POV-Ray : Newsgroups : povray.binaries.images : A lot of mcpov renderings here : Re: A lot of mcpov renderings here Server Time
5 Nov 2024 13:23:20 EST (-0500)
  Re: A lot of mcpov renderings here  
From: clipka
Date: 30 Mar 2009 14:15:00
Message: <web.49d10b8b6108ca70f708085d0@news.povray.org>
"scott" <sco### [at] scottcom> wrote:
> I've been re-rendering a lot of my radiosity scenes with mcpov recently,
> usually I just copy&paste in the mcpov global header code and then let it
> run overnight.  Scenes that caused hours of frustration with artifacts under
> radiostity magically rendered perfectly :-)  It's really really cool, it
> should an option in the standard POV build IMO.

I must say that I do agree with that. I'd particularly like a hybrid that does
full-fledged path tracing for diffuse or ambient-based illumination, but still
allows it to be intermixed with the classic lighting model for everything else
- if only to have a reference for radiosity...
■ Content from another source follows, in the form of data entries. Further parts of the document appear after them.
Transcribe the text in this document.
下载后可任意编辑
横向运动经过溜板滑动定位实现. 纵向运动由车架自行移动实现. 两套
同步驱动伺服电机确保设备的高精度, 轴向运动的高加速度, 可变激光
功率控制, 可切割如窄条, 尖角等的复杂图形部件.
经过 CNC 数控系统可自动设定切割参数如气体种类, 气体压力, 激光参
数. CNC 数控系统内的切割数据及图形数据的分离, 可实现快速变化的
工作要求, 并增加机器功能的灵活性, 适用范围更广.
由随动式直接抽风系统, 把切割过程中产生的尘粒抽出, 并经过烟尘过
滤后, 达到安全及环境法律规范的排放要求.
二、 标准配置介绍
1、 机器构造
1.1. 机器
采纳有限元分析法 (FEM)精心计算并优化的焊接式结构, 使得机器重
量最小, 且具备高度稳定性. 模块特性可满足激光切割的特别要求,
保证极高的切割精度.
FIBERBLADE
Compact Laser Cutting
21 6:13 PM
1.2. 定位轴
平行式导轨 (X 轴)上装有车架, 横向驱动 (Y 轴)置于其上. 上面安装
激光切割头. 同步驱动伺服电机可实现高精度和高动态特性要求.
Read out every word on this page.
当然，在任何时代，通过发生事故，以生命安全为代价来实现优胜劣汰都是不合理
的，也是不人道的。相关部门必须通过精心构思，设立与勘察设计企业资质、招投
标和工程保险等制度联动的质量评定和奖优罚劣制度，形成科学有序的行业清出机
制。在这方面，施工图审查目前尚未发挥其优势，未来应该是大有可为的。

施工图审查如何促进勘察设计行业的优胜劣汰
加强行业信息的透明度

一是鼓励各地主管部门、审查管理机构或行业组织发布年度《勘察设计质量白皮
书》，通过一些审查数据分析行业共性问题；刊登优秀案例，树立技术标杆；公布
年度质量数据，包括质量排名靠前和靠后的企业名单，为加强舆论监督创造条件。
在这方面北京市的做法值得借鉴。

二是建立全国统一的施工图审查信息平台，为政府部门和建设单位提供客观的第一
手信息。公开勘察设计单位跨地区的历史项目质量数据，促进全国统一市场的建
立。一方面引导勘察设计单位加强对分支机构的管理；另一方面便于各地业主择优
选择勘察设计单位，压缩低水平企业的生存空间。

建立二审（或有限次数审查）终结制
.... which may be a valid reason for me to actually go ahead and *do* integrate
it; I can always clame it's just a debugging aid for me :P

(Indeed, I can't use mcpov as a reference because it doesn't combine with
classic lighting.)


However, we are actually talking about a whole bunch of features, which might be
integrated into POV (and make sense) all separately:

* The ability to use something like "uncached radiosity" to get artifact-free
diffuse interreflection (provided you are patient enough), either as reference
for radiosity, but also for top-quality shots when rendering time is not an
issue.

* Native support for blurred reflections (which arguably would not give much
different results nor any higher speed than the common averaged-texture
micro-/macronormals approach - except for one important detail: Standardized
easy setup of materials that use it; right now, the most convenient way to do
this would be to use some framework that provides macros for it; but there may
be various such frameworks out there, each with its own "macro syntax").

* The ability to optimize combinations of various effects that need to shoot
many rays - like focal blur + area lights + media + uncached radiosity +
diffuse reflections - by restricting each of these steps to follow only a few
randomly chosen rays (or to follow even just a single random one), and let
oversampling take care of the rest at the "root".

* Support for yet another oversampling approach besides static or adaptive
anti-aliasing and focal blur, which does not depend on a pre-set parameter, but
on the user's decision that the image is now pretty enough. Or that he made a
blunder and it's not worth wasting more rendering time on the shot.

* The ability to mark objects or regions as particularly strong sources of
diffuse illumination ("portals"; radiosity could benefit from these, too)

(Did I forget a thing here?)


Plus, there's another thing I'd like to see implemented, which even mcpov
doesn't have:

* True subsurface scattering simulation, using not any smart optimized
mathematical approximations, but simulating the path of individual photons
through the material (of course this will be awfully slow I bet, but there may
be situations where the average SSS aproximation just doesn't quite grasp some
detail (like the subtle effect of the bones in a finger); it might be of
benefit again as reference for SSS approximation, but also on top-quality shots
when rendering time is not an issue.